The brain uses a different process to make hasty decisions compared to reasoned ones, a new study has found.

Previous studies have identified the trade off the brain must make between speed and accuracy but have concluded it uses the same basic method to make deliberate and rapid decisions.

However, a new study from Vanderbilt University suggests it uses a different mode when making the different decisions, the Daily Mail reported.

The team measured the activity of individual neurons in monkeys which were taught to switch back and forth between fast and accurate decision making using a task that involved picking out a target from an array of objects on a computer screen.

In one experimental condition, monkeys learned that only accurate responses would be rewarded.

In another, they learned that making some mistakes was okay, as long as the decisions were fast.

The signals from single neurons in their prefrontal cortex – the area in the brain dedicated to higher cognition – were monitored.

“Our tests are like two different game shows.

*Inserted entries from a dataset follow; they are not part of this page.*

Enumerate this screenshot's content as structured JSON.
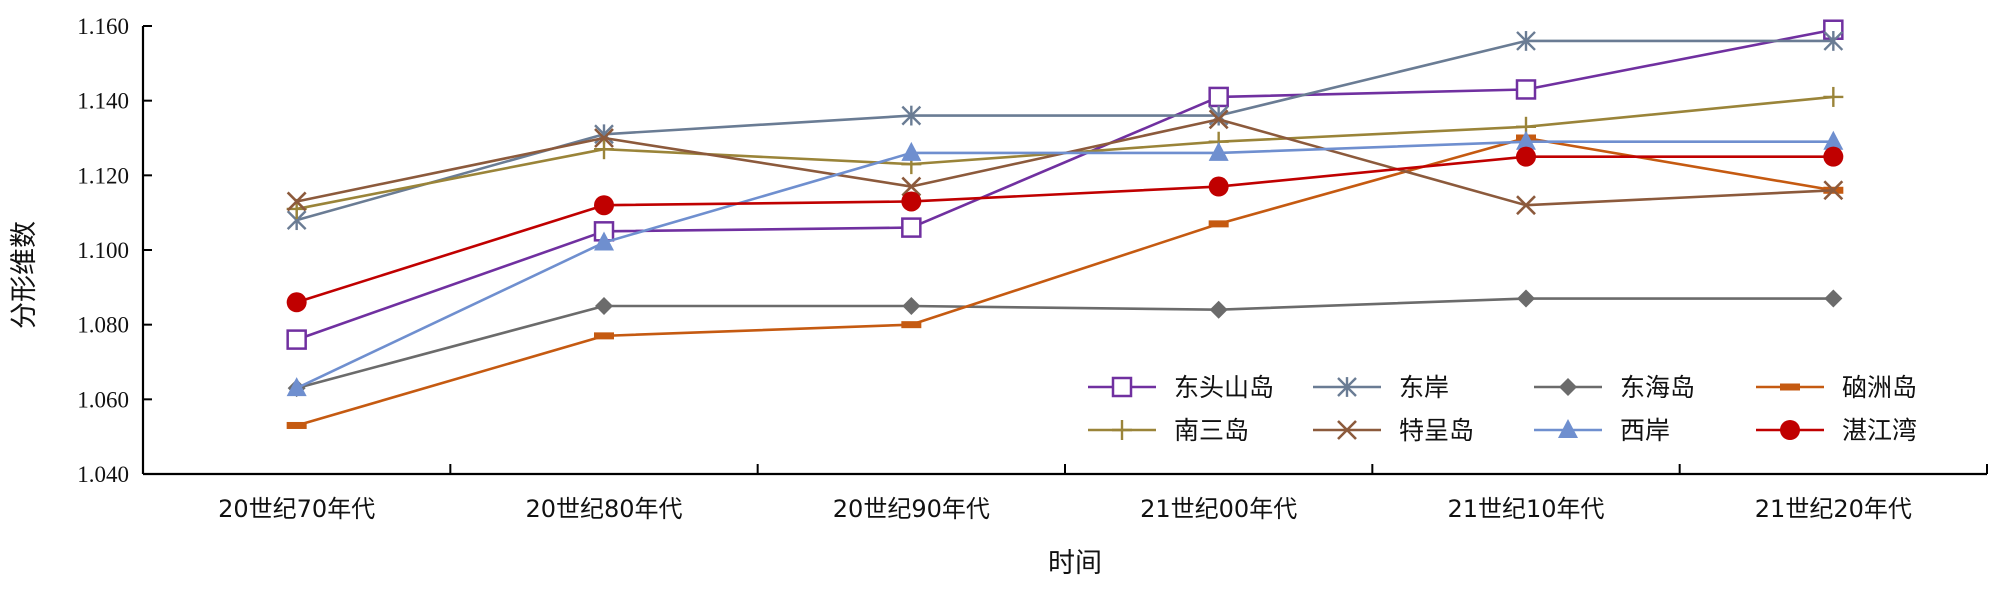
{
  "chart_data": {
    "type": "line",
    "title": "",
    "xlabel": "时间",
    "ylabel": "分形维数",
    "categories": [
      "20世纪70年代",
      "20世纪80年代",
      "20世纪90年代",
      "21世纪00年代",
      "21世纪10年代",
      "21世纪20年代"
    ],
    "ylim": [
      1.04,
      1.16
    ],
    "yticks": [
      "1.040",
      "1.060",
      "1.080",
      "1.100",
      "1.120",
      "1.140",
      "1.160"
    ],
    "grid": false,
    "legend_position": "bottom-right",
    "series": [
      {
        "name": "东头山岛",
        "color": "#7030A0",
        "marker": "square-open",
        "values": [
          1.076,
          1.105,
          1.106,
          1.141,
          1.143,
          1.159
        ]
      },
      {
        "name": "东岸",
        "color": "#6A7C94",
        "marker": "asterisk",
        "values": [
          1.108,
          1.131,
          1.136,
          1.136,
          1.156,
          1.156
        ]
      },
      {
        "name": "东海岛",
        "color": "#6B6B6B",
        "marker": "diamond",
        "values": [
          1.063,
          1.085,
          1.085,
          1.084,
          1.087,
          1.087
        ]
      },
      {
        "name": "硇洲岛",
        "color": "#C55A11",
        "marker": "dash",
        "values": [
          1.053,
          1.077,
          1.08,
          1.107,
          1.13,
          1.116
        ]
      },
      {
        "name": "南三岛",
        "color": "#9A8439",
        "marker": "plus",
        "values": [
          1.111,
          1.127,
          1.123,
          1.129,
          1.133,
          1.141
        ]
      },
      {
        "name": "特呈岛",
        "color": "#8C5A3C",
        "marker": "cross",
        "values": [
          1.113,
          1.13,
          1.117,
          1.135,
          1.112,
          1.116
        ]
      },
      {
        "name": "西岸",
        "color": "#6F8FCF",
        "marker": "triangle",
        "values": [
          1.063,
          1.102,
          1.126,
          1.126,
          1.129,
          1.129
        ]
      },
      {
        "name": "湛江湾",
        "color": "#C00000",
        "marker": "circle",
        "values": [
          1.086,
          1.112,
          1.113,
          1.117,
          1.125,
          1.125
        ]
      }
    ]
  }
}
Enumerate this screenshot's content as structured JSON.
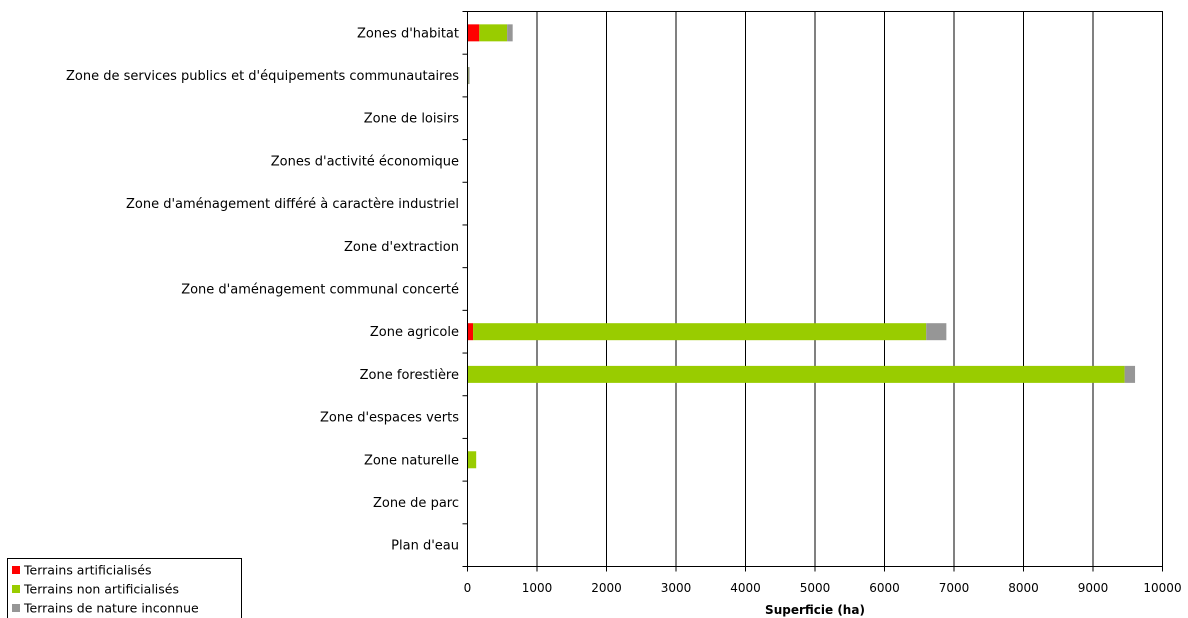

One – call it Fast Fury – is like Jeopardy. In order to answer a question you must be the first to hit the buzzer,” lead researcher Professor Richard Heitz, said.

“Buzzing in and answering incorrectly is bad, but being slower than the other contestant means you will never earn a reward,” Heitz added.

“That is much different than the second game show – call it High Stakes Showdown – where buzzing in at any time gives you the opportunity to answer a question, but being wrong results in a serious penalty,” Heitz said.

“The first thing you see is that neural activity of the player of Fast Fury jumps up even before the question is read.

The subjective experience of getting ready that we all experience appears to be reflected in the background activity of neurons in prefrontal cortex,” Heitz said.

In comparison, the neural activity drops to extremely low levels during High Stakes Showdown while the player waits to hit the buzzer.

This picture differs substantially with the standing theory that the brain uses the same process for all types of decisions.

If the contestants in the two game shows were given identical questions the activity of the prefrontal cortex neurons would increases while observers decide how to respond.

But, the new data suggests that this activity is amplified during Fast Fury and suppressed during High Stakes Showdown — meaning the information is analysed differently.

“What this means is that identical information presented to the brain is analysed differently under speed stress than under accuracy stress,” Professor Jeffrey Schall said.

The study was published in the journal Neuron.